The success of machine learning (ML) in many applications where large-scale data is available has led to a growing anticipation of similar accomplishments in scientific disciplines. The use of data science is particularly promising in scientific problems involving processes that are not completely understood. However, a purely data-driven approach to modeling a physical process can be problematic. For example, it can create a complex model that is neither generalizable beyond the data on which it was trained nor physically interpretable. This problem becomes worse when there is not enough training data, which is quite common in science and engineering domains. A machine learning model that is grounded by explainable theories stands a better chance at safeguarding against learning spurious patterns from the data that lead to non-generalizable performance. This is especially important when dealing with problems that are critical and associated with high risks (e.g., extreme weather or collapse of an ecosystem). Hence, neither an ML-only nor a scientific knowledge-only approach can be considered sufficient for knowledge discovery in complex scientific and engineering applications. This project is developing novel techniques to explore the continuum between knowledge-based and ML models, where both scientific knowledge and data are integrated synergistically. Such integrated methods have the potential for accelerating discovery in a range of scientific and engineering disciplines. This project will train interdisciplinary scientists who are well versed in such methods and will disseminate results of the project via peer-reviewed publications, open-source software, and a series of workshops to engage the broader scientific community.

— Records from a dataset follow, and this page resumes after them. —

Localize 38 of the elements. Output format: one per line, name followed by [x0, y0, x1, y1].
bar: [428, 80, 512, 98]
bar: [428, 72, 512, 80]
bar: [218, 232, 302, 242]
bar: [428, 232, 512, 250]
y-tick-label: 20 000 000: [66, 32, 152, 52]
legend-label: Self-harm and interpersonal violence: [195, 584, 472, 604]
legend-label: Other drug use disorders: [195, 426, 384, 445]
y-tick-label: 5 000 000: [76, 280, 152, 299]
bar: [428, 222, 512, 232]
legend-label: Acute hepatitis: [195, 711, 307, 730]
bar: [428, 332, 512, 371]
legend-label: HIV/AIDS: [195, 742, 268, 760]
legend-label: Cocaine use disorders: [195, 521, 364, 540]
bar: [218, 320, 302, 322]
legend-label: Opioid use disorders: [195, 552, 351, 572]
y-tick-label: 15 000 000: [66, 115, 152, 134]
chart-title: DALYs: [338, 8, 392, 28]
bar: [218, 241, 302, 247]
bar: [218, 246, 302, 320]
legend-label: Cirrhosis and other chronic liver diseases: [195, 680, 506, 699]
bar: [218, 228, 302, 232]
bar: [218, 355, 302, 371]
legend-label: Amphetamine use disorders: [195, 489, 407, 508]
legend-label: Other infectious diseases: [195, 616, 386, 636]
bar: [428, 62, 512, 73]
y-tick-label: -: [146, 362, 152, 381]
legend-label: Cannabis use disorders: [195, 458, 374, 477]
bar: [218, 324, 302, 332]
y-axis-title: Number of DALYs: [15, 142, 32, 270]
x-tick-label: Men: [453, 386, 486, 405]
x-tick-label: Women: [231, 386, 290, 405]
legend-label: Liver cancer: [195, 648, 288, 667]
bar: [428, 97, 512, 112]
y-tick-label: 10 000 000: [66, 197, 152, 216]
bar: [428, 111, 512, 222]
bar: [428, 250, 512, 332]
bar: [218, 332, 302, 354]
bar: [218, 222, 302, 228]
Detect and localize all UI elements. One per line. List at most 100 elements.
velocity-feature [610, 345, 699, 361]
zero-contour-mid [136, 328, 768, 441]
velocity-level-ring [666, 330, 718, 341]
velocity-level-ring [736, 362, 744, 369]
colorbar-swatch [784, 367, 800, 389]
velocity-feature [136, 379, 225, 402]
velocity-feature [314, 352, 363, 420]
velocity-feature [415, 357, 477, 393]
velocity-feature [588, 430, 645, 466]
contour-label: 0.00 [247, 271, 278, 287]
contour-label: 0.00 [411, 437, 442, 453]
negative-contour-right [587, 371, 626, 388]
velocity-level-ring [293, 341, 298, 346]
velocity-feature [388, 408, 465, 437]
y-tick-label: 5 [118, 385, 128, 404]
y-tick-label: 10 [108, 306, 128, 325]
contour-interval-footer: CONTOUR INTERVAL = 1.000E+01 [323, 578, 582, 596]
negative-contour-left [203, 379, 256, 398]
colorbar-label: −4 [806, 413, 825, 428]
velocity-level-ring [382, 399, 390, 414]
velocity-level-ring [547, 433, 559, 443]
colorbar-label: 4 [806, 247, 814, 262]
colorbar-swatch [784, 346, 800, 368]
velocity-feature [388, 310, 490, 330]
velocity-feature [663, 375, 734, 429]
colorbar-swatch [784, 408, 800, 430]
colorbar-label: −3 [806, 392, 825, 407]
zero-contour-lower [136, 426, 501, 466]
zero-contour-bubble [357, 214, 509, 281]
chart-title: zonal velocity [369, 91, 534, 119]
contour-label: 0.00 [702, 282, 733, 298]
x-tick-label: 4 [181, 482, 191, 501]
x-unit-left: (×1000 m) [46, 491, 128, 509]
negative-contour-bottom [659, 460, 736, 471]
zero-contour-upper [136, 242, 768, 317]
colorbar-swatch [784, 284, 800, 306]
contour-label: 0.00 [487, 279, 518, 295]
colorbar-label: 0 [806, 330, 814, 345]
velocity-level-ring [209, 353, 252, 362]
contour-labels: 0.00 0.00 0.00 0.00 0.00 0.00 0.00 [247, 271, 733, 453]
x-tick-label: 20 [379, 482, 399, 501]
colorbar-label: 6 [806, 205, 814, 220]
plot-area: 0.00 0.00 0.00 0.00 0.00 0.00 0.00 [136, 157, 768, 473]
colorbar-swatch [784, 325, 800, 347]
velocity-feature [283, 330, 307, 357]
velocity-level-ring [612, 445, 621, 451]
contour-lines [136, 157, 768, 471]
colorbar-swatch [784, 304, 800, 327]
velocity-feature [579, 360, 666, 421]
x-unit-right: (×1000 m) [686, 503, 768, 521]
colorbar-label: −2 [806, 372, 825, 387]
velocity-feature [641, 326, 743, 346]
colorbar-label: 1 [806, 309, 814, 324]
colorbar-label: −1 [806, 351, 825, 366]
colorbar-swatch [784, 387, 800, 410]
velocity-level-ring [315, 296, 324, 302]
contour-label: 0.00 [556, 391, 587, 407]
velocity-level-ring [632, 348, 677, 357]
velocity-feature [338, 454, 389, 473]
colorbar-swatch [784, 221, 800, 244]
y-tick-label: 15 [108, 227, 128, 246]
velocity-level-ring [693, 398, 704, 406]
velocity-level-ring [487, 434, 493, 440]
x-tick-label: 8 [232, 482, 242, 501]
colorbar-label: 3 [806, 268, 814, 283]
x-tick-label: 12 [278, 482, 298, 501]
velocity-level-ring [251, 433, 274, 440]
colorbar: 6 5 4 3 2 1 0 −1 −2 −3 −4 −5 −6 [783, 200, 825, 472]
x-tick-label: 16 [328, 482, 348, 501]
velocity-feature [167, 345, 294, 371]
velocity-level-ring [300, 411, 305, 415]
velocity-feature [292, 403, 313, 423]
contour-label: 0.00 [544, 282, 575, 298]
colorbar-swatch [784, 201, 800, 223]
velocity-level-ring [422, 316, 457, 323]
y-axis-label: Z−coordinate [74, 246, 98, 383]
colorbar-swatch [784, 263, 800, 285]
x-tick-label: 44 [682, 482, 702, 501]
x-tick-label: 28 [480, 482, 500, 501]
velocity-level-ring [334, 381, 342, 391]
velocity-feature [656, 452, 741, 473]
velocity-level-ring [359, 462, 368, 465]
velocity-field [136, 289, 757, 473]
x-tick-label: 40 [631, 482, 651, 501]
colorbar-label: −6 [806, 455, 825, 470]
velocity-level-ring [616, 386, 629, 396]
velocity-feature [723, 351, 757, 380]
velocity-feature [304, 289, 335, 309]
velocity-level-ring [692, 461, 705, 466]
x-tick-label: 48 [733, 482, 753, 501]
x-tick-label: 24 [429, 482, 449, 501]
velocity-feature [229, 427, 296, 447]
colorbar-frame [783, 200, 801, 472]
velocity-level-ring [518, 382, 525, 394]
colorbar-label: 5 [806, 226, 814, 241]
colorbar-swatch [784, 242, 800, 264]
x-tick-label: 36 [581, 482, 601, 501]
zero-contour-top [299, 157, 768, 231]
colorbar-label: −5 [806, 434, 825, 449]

This project aims to develop a framework that uses the unique capability of data science models to automatically learn patterns and models from data, without ignoring the treasure of accumulated scientific knowledge. Specifically, the project builds the foundations of knowledge-guided machine learning (KGML) by exploring several ways of bringing scientific knowledge and machine learning models together using pilot applications from four domains: aquatic ecodynamics, climate and weather, hydrology, and translational biology. These pilot applications were selected because they are at tipping points where knowledge-guided machine learning can have a transformative effect. KGML has the potential for providing scientists and engineers with new insights into their domains of interest and will require the development of innovative new machine learning approaches and architectures that can incorporate scientific principles. Scientific knowledge, KGML methods, and software developed in this project could potentially be extended to a wide range of scientific applications where mechanistic (also known as process-based) models are used.
This project is part of the National Science Foundation's Harnessing the Data Revolution (HDR) Big Idea activity.
This award reflects NSF's statutory mission and has been deemed worthy of support through evaluation using the Foundation's intellectual merit and broader impacts review criteria.